Perché non esiste solo la pandemia, ma per parlare d’altro non possiamo fingere che non esista. E che non finirà domani e che non amplifichi e distorca tremendamente le percezioni di ognunə. Non possiamo rischiare di soffiare sul fuoco dell’emergenza e non poter parlare a testa alta delle sue cause e delle criticità nella sua gestione. Di miseria, ingiustizie, lavoro. Rischiare che tornando a parlare di ambiente e salute ci si dica di tacere perché ce ne fregavamo del contagio da virus. Che tornando a parlare di controllo sociale ci troviamo davanti un esercito di “crumiri” che ormai difende ogni tipo di schedatura perché non vedeva più alternative. Che i nostri spazi, fisici o d’azione, diventino sempre più dei ghetti (stigmatizzati di rimando) in cui stordire frustrazioni. Per non perdere terreno dove serve piuttosto riguadagnarne (insomma, non è che prima del covid fossimo proprio egemoni…).

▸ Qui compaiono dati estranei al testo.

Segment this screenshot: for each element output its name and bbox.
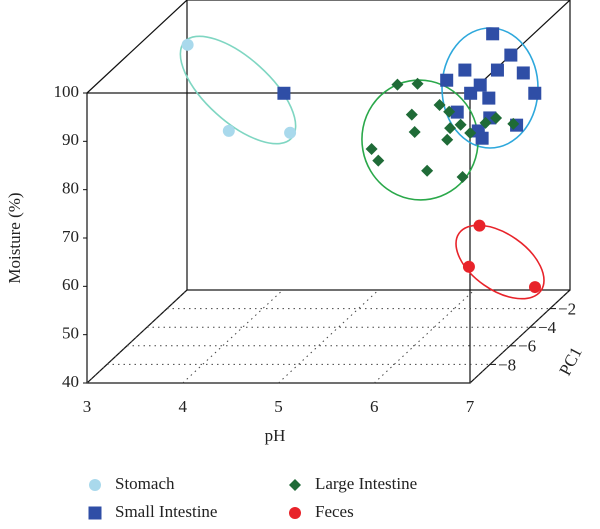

Affrontare il tema «green pass» rifiutando schedature e logiche divisorie si può, si deve. Ma perché non gridiamo senza ambiguità che non è una battaglia contro il vaccino? Che chi non se la sente di vaccinarsi presta e presterà almeno tanta attenzione di base di quanta ne presta chi si vaccina? Perché non dimostriamo che la pandemia si può approcciare bene, anzi meglio, anche senza controllori e strumenti-spia? La possiamo vedere come una questione etica, di coerenza, o come una questione pratica, di efficacia e credibilità. Ma vediamola! Per gridare le nostre ragioni senza passi falsi. E tornare a parlare d’altro.